Mackey's wife notified the team about her husband's death, Baltimore Ravens spokesman Chad Steele said Thursday. No official cause was given.
Mackey played for the Baltimore Colts from 1963-71, and helped the team beat the Dallas Cowboys in the 1971 Super Bowl by catching a pass from Johnny Unitas after it deflected off two other players for a 75-yard touchdown.
He also played for the San Diego Chargers in 1972, and finished his 10-year career with 331 catches for 5,236 yards and 38 touchdowns.
Mackey's efforts after his playing days were just as important as his performance on the field. An NFL labor agreement ratified in 2006 includes the "88 Plan," named for Mackey's number, 88. It provides up to $88,000 a year for nursing care or day care for ex-players with dementia or Alzheimer's disease, or $50,000 for home care.

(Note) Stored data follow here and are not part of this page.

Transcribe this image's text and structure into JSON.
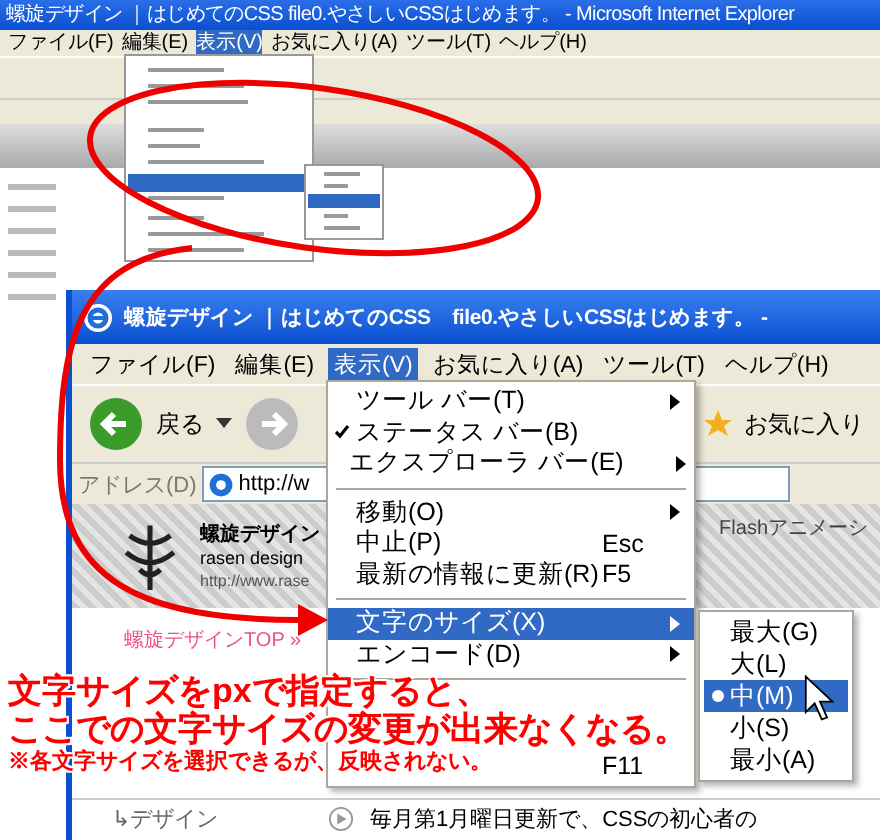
{
  "background_window": {
    "title": "螺旋デザイン ｜はじめてのCSS file0.やさしいCSSはじめます。 - Microsoft Internet Explorer",
    "menu": [
      {
        "label": "ファイル(F)",
        "selected": false
      },
      {
        "label": "編集(E)",
        "selected": false
      },
      {
        "label": "表示(V)",
        "selected": true
      },
      {
        "label": "お気に入り(A)",
        "selected": false
      },
      {
        "label": "ツール(T)",
        "selected": false
      },
      {
        "label": "ヘルプ(H)",
        "selected": false
      }
    ]
  },
  "window": {
    "title": "螺旋デザイン ｜はじめてのCSS　file0.やさしいCSSはじめます。 -",
    "menu": [
      {
        "label": "ファイル(F)",
        "selected": false
      },
      {
        "label": "編集(E)",
        "selected": false
      },
      {
        "label": "表示(V)",
        "selected": true
      },
      {
        "label": "お気に入り(A)",
        "selected": false
      },
      {
        "label": "ツール(T)",
        "selected": false
      },
      {
        "label": "ヘルプ(H)",
        "selected": false
      }
    ],
    "back_label": "戻る",
    "favorites_label": "お気に入り",
    "address_label": "アドレス(D)",
    "address_value": "http://w",
    "logo_title": "螺旋デザイン",
    "logo_sub": "rasen design",
    "logo_url": "http://www.rase",
    "nav_text": "Flashアニメーシ",
    "breadcrumb": "螺旋デザインTOP »",
    "sidebar_item": "↳デザイン",
    "body_text": "毎月第1月曜日更新で、CSSの初心者の"
  },
  "view_menu": [
    {
      "kind": "item",
      "label": "ツール バー(T)",
      "checked": false,
      "submenu": true,
      "selected": false
    },
    {
      "kind": "item",
      "label": "ステータス バー(B)",
      "checked": true,
      "submenu": false,
      "selected": false
    },
    {
      "kind": "item",
      "label": "エクスプローラ バー(E)",
      "checked": false,
      "submenu": true,
      "selected": false
    },
    {
      "kind": "separator"
    },
    {
      "kind": "item",
      "label": "移動(O)",
      "checked": false,
      "submenu": true,
      "selected": false
    },
    {
      "kind": "item",
      "label": "中止(P)",
      "shortcut": "Esc",
      "checked": false,
      "submenu": false,
      "selected": false
    },
    {
      "kind": "item",
      "label": "最新の情報に更新(R)",
      "shortcut": "F5",
      "checked": false,
      "submenu": false,
      "selected": false
    },
    {
      "kind": "separator"
    },
    {
      "kind": "item",
      "label": "文字のサイズ(X)",
      "checked": false,
      "submenu": true,
      "selected": true
    },
    {
      "kind": "item",
      "label": "エンコード(D)",
      "checked": false,
      "submenu": true,
      "selected": false
    },
    {
      "kind": "separator"
    },
    {
      "kind": "covered"
    },
    {
      "kind": "covered"
    },
    {
      "kind": "item",
      "shortcut": "F11",
      "checked": false,
      "submenu": false,
      "selected": false
    }
  ],
  "text_size_menu": [
    {
      "label": "最大(G)",
      "selected": false
    },
    {
      "label": "大(L)",
      "selected": false
    },
    {
      "label": "中(M)",
      "selected": true
    },
    {
      "label": "小(S)",
      "selected": false
    },
    {
      "label": "最小(A)",
      "selected": false
    }
  ],
  "annotation": {
    "lines": [
      "文字サイズをpxで指定すると、",
      "ここでの文字サイズの変更が出来なくなる。"
    ],
    "note": "※各文字サイズを選択できるが、反映されない。"
  }
}
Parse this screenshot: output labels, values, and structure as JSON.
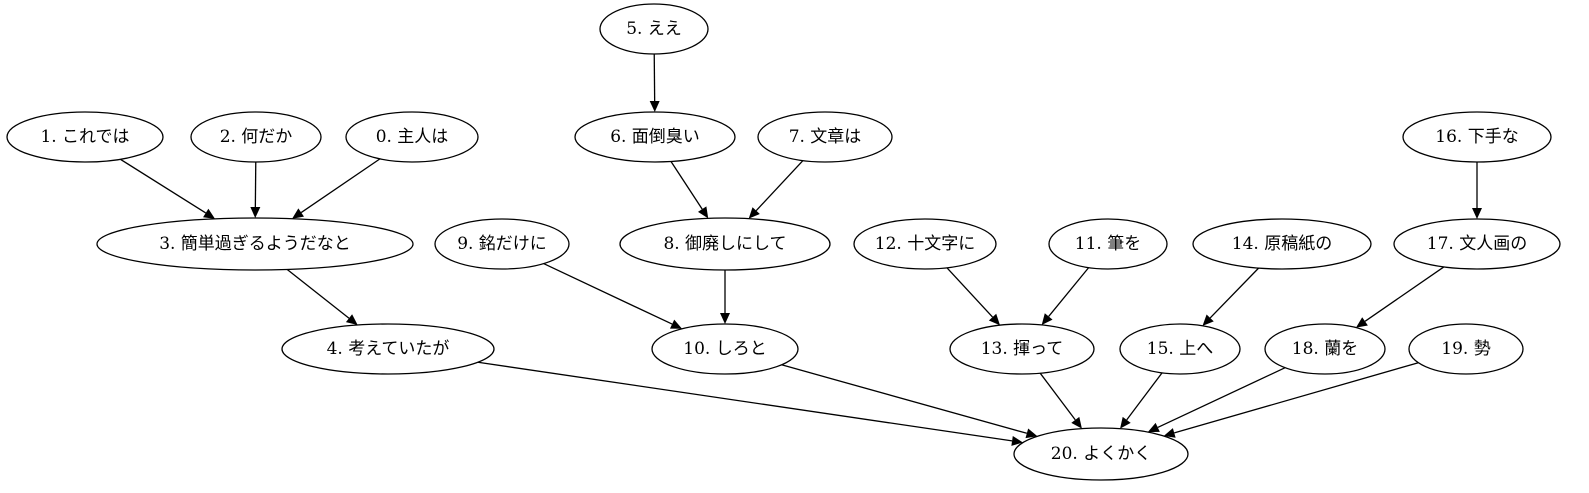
{
  "nodes": [
    {
      "id": "n0",
      "label": "0. 主人は"
    },
    {
      "id": "n1",
      "label": "1. これでは"
    },
    {
      "id": "n2",
      "label": "2. 何だか"
    },
    {
      "id": "n3",
      "label": "3. 簡単過ぎるようだなと"
    },
    {
      "id": "n4",
      "label": "4. 考えていたが"
    },
    {
      "id": "n5",
      "label": "5. ええ"
    },
    {
      "id": "n6",
      "label": "6. 面倒臭い"
    },
    {
      "id": "n7",
      "label": "7. 文章は"
    },
    {
      "id": "n8",
      "label": "8. 御廃しにして"
    },
    {
      "id": "n9",
      "label": "9. 銘だけに"
    },
    {
      "id": "n10",
      "label": "10. しろと"
    },
    {
      "id": "n11",
      "label": "11. 筆を"
    },
    {
      "id": "n12",
      "label": "12. 十文字に"
    },
    {
      "id": "n13",
      "label": "13. 揮って"
    },
    {
      "id": "n14",
      "label": "14. 原稿紙の"
    },
    {
      "id": "n15",
      "label": "15. 上へ"
    },
    {
      "id": "n16",
      "label": "16. 下手な"
    },
    {
      "id": "n17",
      "label": "17. 文人画の"
    },
    {
      "id": "n18",
      "label": "18. 蘭を"
    },
    {
      "id": "n19",
      "label": "19. 勢"
    },
    {
      "id": "n20",
      "label": "20. よくかく"
    }
  ],
  "edges": [
    {
      "from": "n1",
      "to": "n3"
    },
    {
      "from": "n2",
      "to": "n3"
    },
    {
      "from": "n0",
      "to": "n3"
    },
    {
      "from": "n3",
      "to": "n4"
    },
    {
      "from": "n5",
      "to": "n6"
    },
    {
      "from": "n6",
      "to": "n8"
    },
    {
      "from": "n7",
      "to": "n8"
    },
    {
      "from": "n9",
      "to": "n10"
    },
    {
      "from": "n8",
      "to": "n10"
    },
    {
      "from": "n12",
      "to": "n13"
    },
    {
      "from": "n11",
      "to": "n13"
    },
    {
      "from": "n14",
      "to": "n15"
    },
    {
      "from": "n16",
      "to": "n17"
    },
    {
      "from": "n17",
      "to": "n18"
    },
    {
      "from": "n4",
      "to": "n20"
    },
    {
      "from": "n10",
      "to": "n20"
    },
    {
      "from": "n13",
      "to": "n20"
    },
    {
      "from": "n15",
      "to": "n20"
    },
    {
      "from": "n18",
      "to": "n20"
    },
    {
      "from": "n19",
      "to": "n20"
    }
  ]
}
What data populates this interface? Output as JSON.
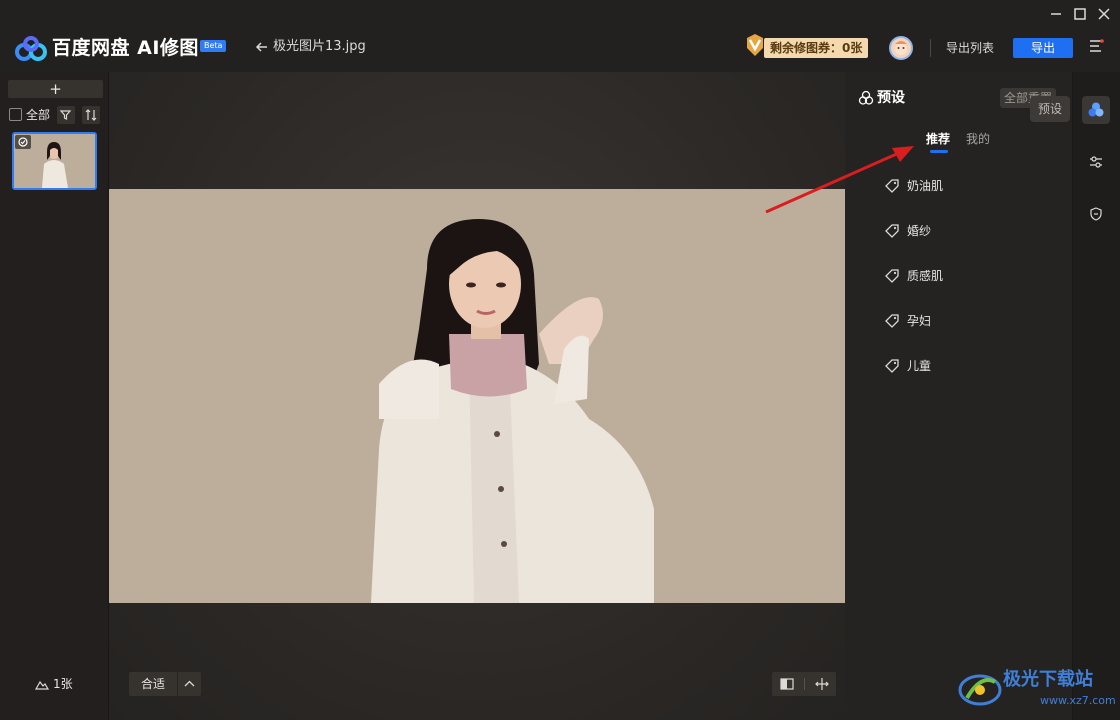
{
  "app": {
    "title": "百度网盘 AI修图",
    "beta_badge": "Beta",
    "file_name": "极光图片13.jpg",
    "coupon_text": "剩余修图券：0张",
    "export_list_label": "导出列表",
    "export_button_label": "导出",
    "accent_color": "#1e6ff2"
  },
  "left_panel": {
    "add_label": "+",
    "select_all_label": "全部",
    "count_label": "1张"
  },
  "canvas": {
    "fit_label": "合适"
  },
  "presets": {
    "title": "预设",
    "reset_all_label": "全部重置",
    "tooltip": "预设",
    "tabs": [
      {
        "label": "推荐",
        "active": true
      },
      {
        "label": "我的",
        "active": false
      }
    ],
    "items": [
      {
        "label": "奶油肌"
      },
      {
        "label": "婚纱"
      },
      {
        "label": "质感肌"
      },
      {
        "label": "孕妇"
      },
      {
        "label": "儿童"
      }
    ]
  },
  "watermark": {
    "text": "极光下载站",
    "url": "www.xz7.com"
  }
}
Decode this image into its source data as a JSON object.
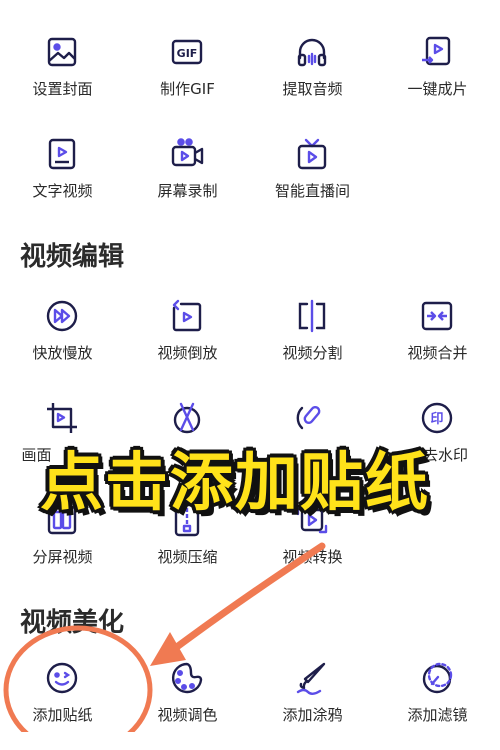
{
  "colors": {
    "icon_stroke": "#1e1e4a",
    "icon_accent": "#5b4de8",
    "overlay_text": "#ffe21a",
    "annotation": "#f07a52"
  },
  "row1": [
    {
      "label": "设置封面",
      "icon": "image-icon"
    },
    {
      "label": "制作GIF",
      "icon": "gif-icon"
    },
    {
      "label": "提取音频",
      "icon": "headphones-icon"
    },
    {
      "label": "一键成片",
      "icon": "video-export-icon"
    }
  ],
  "row2": [
    {
      "label": "文字视频",
      "icon": "text-video-icon"
    },
    {
      "label": "屏幕录制",
      "icon": "screen-record-icon"
    },
    {
      "label": "智能直播间",
      "icon": "live-tv-icon"
    }
  ],
  "section_edit": {
    "title": "视频编辑"
  },
  "row3": [
    {
      "label": "快放慢放",
      "icon": "speed-icon"
    },
    {
      "label": "视频倒放",
      "icon": "reverse-icon"
    },
    {
      "label": "视频分割",
      "icon": "split-icon"
    },
    {
      "label": "视频合并",
      "icon": "merge-icon"
    }
  ],
  "row4": [
    {
      "label": "画面",
      "icon": "crop-icon"
    },
    {
      "label": "",
      "icon": "cut-icon"
    },
    {
      "label": "",
      "icon": "magic-wand-icon"
    },
    {
      "label": "去水印",
      "icon": "watermark-icon"
    }
  ],
  "row5": [
    {
      "label": "分屏视频",
      "icon": "split-screen-icon"
    },
    {
      "label": "视频压缩",
      "icon": "compress-icon"
    },
    {
      "label": "视频转换",
      "icon": "convert-icon"
    }
  ],
  "section_beautify": {
    "title": "视频美化"
  },
  "row6": [
    {
      "label": "添加贴纸",
      "icon": "sticker-icon"
    },
    {
      "label": "视频调色",
      "icon": "palette-icon"
    },
    {
      "label": "添加涂鸦",
      "icon": "brush-icon"
    },
    {
      "label": "添加滤镜",
      "icon": "filter-icon"
    }
  ],
  "overlay": {
    "text": "点击添加贴纸"
  }
}
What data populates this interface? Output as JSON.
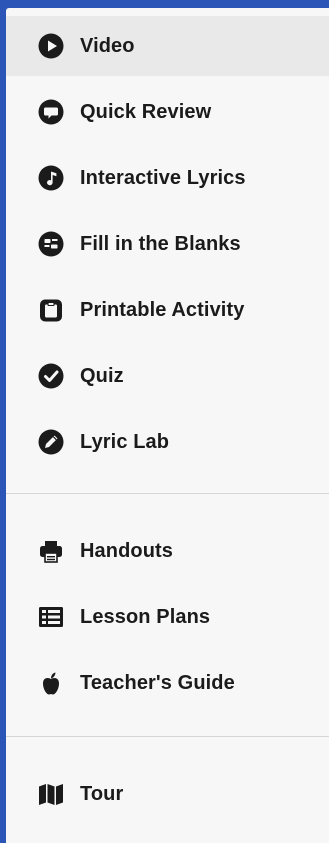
{
  "menu": {
    "primary": [
      {
        "label": "Video",
        "icon": "play-circle-icon"
      },
      {
        "label": "Quick Review",
        "icon": "speech-bubble-icon"
      },
      {
        "label": "Interactive Lyrics",
        "icon": "music-note-circle-icon"
      },
      {
        "label": "Fill in the Blanks",
        "icon": "fill-blanks-icon"
      },
      {
        "label": "Printable Activity",
        "icon": "clipboard-icon"
      },
      {
        "label": "Quiz",
        "icon": "check-circle-icon"
      },
      {
        "label": "Lyric Lab",
        "icon": "pencil-circle-icon"
      }
    ],
    "teacher": [
      {
        "label": "Handouts",
        "icon": "printer-icon"
      },
      {
        "label": "Lesson Plans",
        "icon": "list-icon"
      },
      {
        "label": "Teacher's Guide",
        "icon": "apple-icon"
      }
    ],
    "extra": [
      {
        "label": "Tour",
        "icon": "map-icon"
      }
    ]
  },
  "colors": {
    "frame_background": "#2c55b8",
    "panel_background": "#f7f7f7",
    "active_background": "#e9e9e9",
    "text": "#1b1b1b",
    "divider": "#d6d6d6"
  }
}
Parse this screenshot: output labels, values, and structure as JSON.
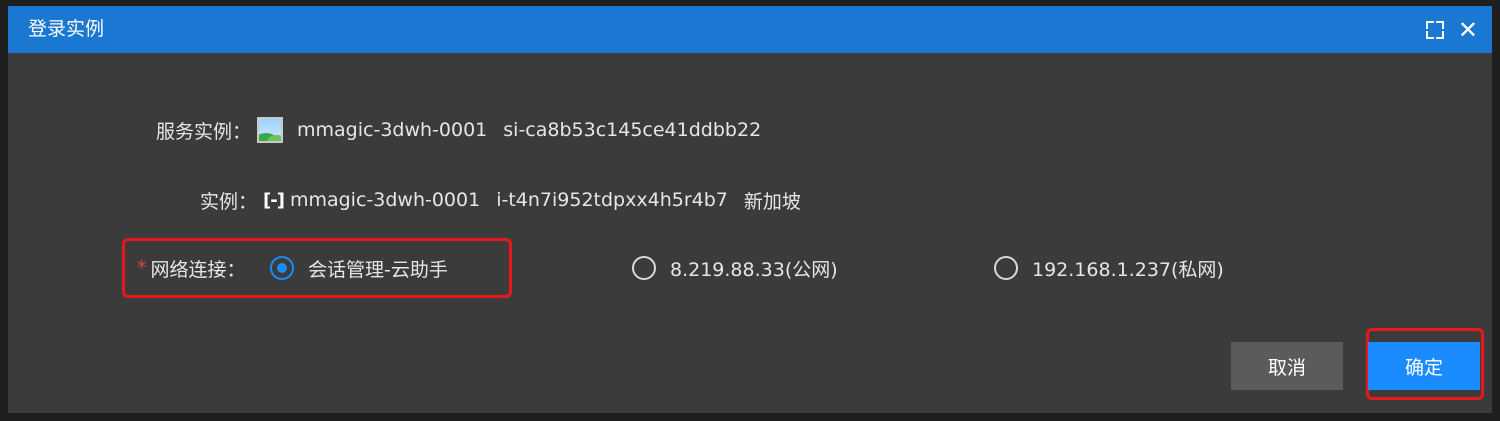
{
  "dialog": {
    "title": "登录实例"
  },
  "fields": {
    "service_instance": {
      "label": "服务实例：",
      "name": "mmagic-3dwh-0001",
      "id": "si-ca8b53c145ce41ddbb22"
    },
    "instance": {
      "label": "实例：",
      "name": "mmagic-3dwh-0001",
      "id": "i-t4n7i952tdpxx4h5r4b7",
      "region": "新加坡"
    },
    "network": {
      "required_mark": "*",
      "label": "网络连接：",
      "options": [
        {
          "label": "会话管理-云助手",
          "selected": true
        },
        {
          "label": "8.219.88.33(公网)",
          "selected": false
        },
        {
          "label": "192.168.1.237(私网)",
          "selected": false
        }
      ]
    }
  },
  "buttons": {
    "cancel": "取消",
    "ok": "确定"
  },
  "colors": {
    "titlebar": "#1a77d2",
    "dialog_bg": "#3b3b3b",
    "primary": "#1a8cff",
    "highlight": "#e8171b"
  },
  "icons": {
    "service_instance": "image-icon",
    "instance": "ecs-instance-icon",
    "window": [
      "maximize-icon",
      "close-icon"
    ]
  }
}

"John Mackey is still our leader. As the president of the NFLPA, he led the fight for fairness with a brilliance and with ferocious drive," union executive director DeMaurice Smith said.
"His passion continues to define our organization and inspire our players. His unwavering loyalty to our mission and his exemplary courage will never be forgotten."
The health care of former players has become a prominent issue in the negotiations for a new collective bargaining agreement.
"John Mackey was one of the great leaders in NFL history, on and off the field," Commissioner Roger Goodell said. "He was a Hall of Fame player who redefined the tight end position. He was a courageous advocate for his fellow NFL players as head of the NFL Players Association."
Mackey was drafted in 1963 out of Syracuse -- by the NFL's Baltimore Colts in the second round.
His size, speed and ability to catch the ball while also blocking in the running game made him the prototype for future generations of tight ends.
TITANS: Quarterback Kerry Collins is retiring after 16 seasons in the league, his agent announced Thursday. Collins, 38, was facing free agency after his contract with Tennessee expired in March, though he said as recently as last month that he still wanted to play.
In a statement, Collins said his "willingness to commit to the preparation necessary to play another season has waned to a level that I feel is no longer adequate to meet the demands of the position."